Beckwith, 47, was raised in the Hyde Park neighborhood of Chicago, a few blocks away from the DuSable Black History Museum and Education Center. Though she loved art, for as long as she could remember, she’d wanted to be a doctor. She felt that a lot of progress had to be made to improve reproductive and sexual health, and care for women’s bodies, especially for those of Black women.

“I had this fantasy that I would open a clinic on the South Side of Chicago,” she said, so she went to Northwestern to study biology and get on the premed track. But along the way, she couldn’t ignore her love of art, so she made the “very difficult decision” to pivot from science to art, ultimately graduating with a degree in history and African American studies. Beckwith had never been able to imagine art as a real career.

She wasn’t alone in that.

“When I told my mother I was not going to be a doctor and I wanted to be a curator, she basically hung up on me,” Beckwith recalled, laughing. It wasn’t until a few months later, after seeing an article about the Whitney Biennial with a photo of one of the curators — Cassel Oliver — that her mother got on board with the new plan.

“There was a portrait of Valerie in the paper, so Mommy could see that this was a Black woman, and that allowed my mother to relax and realize that there was an entire career that her daughter could embrace and be consistent about because there was somebody who looked like her doing it already.”

After Northwestern, Beckwith headed to London, where she got a Master of Arts from the Courtauld Institute of Art.

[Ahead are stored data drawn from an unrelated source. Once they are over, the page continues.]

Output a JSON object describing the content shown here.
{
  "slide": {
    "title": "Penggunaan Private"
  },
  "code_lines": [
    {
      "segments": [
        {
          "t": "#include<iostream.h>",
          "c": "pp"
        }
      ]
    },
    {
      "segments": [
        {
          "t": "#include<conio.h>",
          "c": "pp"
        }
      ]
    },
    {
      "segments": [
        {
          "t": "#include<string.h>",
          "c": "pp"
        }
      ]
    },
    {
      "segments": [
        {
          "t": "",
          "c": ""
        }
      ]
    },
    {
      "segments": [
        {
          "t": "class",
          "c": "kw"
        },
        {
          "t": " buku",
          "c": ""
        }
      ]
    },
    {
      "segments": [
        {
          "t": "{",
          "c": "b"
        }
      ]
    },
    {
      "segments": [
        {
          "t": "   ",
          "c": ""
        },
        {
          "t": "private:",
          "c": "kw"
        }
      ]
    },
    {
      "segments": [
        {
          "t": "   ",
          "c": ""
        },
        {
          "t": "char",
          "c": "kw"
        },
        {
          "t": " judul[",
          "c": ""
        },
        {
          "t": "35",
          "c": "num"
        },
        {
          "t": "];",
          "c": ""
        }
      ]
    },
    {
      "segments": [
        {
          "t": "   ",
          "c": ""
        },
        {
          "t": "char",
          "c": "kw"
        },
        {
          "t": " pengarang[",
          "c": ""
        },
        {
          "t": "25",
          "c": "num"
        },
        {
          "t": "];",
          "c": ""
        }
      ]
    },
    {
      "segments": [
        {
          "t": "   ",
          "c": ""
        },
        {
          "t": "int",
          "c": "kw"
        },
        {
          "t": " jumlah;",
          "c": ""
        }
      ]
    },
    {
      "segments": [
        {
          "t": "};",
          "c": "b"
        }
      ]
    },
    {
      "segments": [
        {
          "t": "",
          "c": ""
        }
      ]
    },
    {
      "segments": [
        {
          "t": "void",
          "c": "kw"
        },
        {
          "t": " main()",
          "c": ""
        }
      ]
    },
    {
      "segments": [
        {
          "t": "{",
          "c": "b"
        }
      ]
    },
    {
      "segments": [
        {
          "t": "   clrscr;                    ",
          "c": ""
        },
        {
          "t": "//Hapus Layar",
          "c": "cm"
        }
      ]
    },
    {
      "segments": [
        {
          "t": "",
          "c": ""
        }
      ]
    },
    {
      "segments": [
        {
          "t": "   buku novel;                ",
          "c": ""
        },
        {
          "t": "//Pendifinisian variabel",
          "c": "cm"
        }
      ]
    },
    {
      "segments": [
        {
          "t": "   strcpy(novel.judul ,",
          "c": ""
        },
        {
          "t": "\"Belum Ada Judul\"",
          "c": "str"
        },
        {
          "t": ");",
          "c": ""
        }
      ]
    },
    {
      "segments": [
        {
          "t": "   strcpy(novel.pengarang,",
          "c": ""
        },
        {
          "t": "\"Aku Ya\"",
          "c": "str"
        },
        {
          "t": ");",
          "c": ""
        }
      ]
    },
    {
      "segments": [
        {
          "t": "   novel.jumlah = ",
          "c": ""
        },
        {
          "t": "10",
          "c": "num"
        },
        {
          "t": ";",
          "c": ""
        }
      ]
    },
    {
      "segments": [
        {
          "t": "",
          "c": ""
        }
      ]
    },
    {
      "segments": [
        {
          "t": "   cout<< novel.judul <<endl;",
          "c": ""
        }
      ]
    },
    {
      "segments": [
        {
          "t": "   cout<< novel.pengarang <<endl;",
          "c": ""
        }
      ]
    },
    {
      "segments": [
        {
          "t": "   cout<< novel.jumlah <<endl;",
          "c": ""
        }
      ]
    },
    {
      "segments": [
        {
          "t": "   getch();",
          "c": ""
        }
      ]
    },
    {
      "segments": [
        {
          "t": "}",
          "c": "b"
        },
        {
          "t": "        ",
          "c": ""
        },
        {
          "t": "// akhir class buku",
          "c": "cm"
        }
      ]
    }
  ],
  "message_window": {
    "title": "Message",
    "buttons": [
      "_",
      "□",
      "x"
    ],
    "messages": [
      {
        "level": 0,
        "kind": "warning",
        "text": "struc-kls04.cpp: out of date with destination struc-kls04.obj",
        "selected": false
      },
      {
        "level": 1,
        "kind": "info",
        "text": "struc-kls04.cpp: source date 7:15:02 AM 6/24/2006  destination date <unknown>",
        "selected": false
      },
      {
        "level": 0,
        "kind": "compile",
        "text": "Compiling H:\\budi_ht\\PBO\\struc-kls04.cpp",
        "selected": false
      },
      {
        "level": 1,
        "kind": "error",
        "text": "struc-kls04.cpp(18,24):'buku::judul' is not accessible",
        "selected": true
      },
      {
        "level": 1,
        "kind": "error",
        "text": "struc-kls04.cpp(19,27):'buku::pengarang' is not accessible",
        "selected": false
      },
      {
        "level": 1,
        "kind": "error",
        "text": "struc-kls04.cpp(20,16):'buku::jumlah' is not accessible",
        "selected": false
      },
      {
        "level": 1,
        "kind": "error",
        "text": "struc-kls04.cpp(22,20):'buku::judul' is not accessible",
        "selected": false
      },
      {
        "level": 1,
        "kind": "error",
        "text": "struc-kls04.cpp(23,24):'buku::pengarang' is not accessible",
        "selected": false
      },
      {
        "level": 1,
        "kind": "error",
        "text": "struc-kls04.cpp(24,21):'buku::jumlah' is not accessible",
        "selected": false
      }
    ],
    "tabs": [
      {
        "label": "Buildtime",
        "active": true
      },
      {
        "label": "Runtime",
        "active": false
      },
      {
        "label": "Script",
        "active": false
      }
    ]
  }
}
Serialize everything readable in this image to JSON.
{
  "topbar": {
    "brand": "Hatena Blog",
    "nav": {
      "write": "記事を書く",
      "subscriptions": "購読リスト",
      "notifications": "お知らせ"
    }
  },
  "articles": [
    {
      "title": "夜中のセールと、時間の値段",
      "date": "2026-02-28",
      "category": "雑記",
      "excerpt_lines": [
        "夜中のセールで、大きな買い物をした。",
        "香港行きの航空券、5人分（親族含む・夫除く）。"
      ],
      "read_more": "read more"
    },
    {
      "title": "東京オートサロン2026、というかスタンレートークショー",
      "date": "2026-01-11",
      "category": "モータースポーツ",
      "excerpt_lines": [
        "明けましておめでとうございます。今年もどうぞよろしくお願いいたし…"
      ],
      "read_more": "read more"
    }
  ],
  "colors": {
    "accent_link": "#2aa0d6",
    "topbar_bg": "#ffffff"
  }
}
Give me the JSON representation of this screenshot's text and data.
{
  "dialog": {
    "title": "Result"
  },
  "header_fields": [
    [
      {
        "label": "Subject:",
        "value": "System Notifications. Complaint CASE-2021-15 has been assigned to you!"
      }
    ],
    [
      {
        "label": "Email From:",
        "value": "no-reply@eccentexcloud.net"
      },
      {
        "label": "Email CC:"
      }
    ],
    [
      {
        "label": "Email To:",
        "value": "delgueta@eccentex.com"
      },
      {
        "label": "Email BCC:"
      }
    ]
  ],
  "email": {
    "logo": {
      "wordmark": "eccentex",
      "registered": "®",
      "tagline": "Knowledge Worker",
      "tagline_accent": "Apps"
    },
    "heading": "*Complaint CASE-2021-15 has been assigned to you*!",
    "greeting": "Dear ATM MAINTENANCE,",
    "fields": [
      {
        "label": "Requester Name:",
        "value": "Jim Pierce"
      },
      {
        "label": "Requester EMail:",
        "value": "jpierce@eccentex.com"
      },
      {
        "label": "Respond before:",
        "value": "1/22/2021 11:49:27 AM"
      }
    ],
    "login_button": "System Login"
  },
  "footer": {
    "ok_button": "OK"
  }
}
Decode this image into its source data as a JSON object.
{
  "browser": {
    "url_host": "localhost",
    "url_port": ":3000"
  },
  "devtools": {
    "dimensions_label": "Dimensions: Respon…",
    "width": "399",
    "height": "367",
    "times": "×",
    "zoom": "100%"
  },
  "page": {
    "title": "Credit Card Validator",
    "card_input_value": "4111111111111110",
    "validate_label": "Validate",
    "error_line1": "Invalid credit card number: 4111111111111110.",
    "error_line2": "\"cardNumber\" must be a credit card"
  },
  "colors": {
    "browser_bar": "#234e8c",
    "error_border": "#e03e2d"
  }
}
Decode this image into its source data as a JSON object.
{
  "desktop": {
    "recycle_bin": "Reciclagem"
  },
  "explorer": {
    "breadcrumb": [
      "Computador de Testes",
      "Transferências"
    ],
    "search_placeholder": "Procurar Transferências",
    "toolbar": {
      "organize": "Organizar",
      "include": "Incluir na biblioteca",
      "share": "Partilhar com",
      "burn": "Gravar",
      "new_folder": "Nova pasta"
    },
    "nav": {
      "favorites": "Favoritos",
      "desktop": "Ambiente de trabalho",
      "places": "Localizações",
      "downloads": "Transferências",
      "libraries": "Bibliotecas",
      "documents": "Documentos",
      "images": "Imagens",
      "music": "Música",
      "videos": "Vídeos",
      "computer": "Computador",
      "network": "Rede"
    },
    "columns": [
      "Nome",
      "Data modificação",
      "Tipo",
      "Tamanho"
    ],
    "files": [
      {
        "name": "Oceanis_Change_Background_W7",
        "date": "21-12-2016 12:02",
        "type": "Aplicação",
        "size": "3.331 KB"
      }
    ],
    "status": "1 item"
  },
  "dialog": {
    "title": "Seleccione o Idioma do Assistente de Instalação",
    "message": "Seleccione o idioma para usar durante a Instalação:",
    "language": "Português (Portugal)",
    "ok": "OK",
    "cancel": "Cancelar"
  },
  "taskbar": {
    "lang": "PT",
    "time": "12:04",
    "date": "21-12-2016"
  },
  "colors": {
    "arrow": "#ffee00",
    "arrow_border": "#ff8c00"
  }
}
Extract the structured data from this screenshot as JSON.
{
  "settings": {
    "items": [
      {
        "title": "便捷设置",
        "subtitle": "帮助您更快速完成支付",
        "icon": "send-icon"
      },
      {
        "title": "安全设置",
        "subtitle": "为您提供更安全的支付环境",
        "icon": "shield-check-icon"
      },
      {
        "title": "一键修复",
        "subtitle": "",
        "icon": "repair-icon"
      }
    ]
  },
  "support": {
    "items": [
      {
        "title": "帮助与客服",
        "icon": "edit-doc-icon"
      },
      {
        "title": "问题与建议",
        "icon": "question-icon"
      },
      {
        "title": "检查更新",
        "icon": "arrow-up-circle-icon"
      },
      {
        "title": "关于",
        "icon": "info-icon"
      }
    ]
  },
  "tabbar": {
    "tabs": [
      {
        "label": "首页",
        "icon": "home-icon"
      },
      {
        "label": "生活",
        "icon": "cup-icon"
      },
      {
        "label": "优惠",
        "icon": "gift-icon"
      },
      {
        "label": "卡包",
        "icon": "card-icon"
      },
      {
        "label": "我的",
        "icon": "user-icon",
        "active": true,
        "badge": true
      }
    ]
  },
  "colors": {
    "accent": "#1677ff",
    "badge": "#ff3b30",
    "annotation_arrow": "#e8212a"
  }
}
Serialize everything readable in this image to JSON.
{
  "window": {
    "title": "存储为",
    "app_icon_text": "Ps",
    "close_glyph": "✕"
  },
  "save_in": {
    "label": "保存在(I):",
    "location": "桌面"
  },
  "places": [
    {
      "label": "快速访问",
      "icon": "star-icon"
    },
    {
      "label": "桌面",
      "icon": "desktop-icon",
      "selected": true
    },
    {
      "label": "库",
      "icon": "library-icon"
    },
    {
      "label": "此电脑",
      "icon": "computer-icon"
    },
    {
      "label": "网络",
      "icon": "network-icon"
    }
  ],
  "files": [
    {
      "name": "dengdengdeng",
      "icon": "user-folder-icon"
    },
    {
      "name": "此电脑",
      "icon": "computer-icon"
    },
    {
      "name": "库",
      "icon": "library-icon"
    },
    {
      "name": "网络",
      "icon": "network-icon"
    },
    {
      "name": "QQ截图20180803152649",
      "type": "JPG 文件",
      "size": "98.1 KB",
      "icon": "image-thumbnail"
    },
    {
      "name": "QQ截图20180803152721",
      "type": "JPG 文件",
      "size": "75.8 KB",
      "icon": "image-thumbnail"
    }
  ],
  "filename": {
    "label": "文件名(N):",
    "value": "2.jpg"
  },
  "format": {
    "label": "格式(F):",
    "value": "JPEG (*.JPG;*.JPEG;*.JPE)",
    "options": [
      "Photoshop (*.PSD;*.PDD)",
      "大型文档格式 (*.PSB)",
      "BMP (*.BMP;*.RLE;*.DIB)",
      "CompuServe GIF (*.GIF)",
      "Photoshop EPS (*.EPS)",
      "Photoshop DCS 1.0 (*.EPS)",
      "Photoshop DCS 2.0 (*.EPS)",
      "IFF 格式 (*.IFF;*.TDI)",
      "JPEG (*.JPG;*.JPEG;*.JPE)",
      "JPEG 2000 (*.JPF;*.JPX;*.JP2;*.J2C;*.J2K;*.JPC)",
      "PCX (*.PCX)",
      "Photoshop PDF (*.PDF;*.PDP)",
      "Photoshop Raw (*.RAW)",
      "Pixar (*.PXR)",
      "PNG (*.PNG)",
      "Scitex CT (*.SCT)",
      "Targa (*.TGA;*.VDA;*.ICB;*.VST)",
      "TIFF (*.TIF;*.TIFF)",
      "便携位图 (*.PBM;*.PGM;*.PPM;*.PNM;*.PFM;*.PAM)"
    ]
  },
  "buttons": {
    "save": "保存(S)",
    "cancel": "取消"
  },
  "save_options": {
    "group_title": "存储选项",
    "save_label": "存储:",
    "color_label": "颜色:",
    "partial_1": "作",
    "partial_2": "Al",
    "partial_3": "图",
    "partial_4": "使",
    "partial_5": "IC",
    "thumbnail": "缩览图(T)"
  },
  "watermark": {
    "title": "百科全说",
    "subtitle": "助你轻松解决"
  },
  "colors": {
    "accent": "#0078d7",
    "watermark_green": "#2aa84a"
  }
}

Since then, she has held fellowships at the Institute of Contemporary Art in Philadelphia and at the Whitney Museum of American Art, and worked as an associate curator at the Studio Museum in Harlem before returning to Chicago in 2011. At the Museum of Contemporary Art Chicago, she held several curatorial roles and was named a senior curator in 2018. Three years later, the Guggenheim came knocking.

Beckwith said that she’s glad she made the change from science to art; that following her passion has brought her great joy in life. She also concedes that, to her, art and science aren’t all that different.

“Both career paths were motivated by a deep love and care for Black people, Black lives and Black culture,” she said. “On the one hand, I wanted my medical practice to take care of Black bodies, and now, on the artistic side, I’m more interested in taking care of the Black spirit.”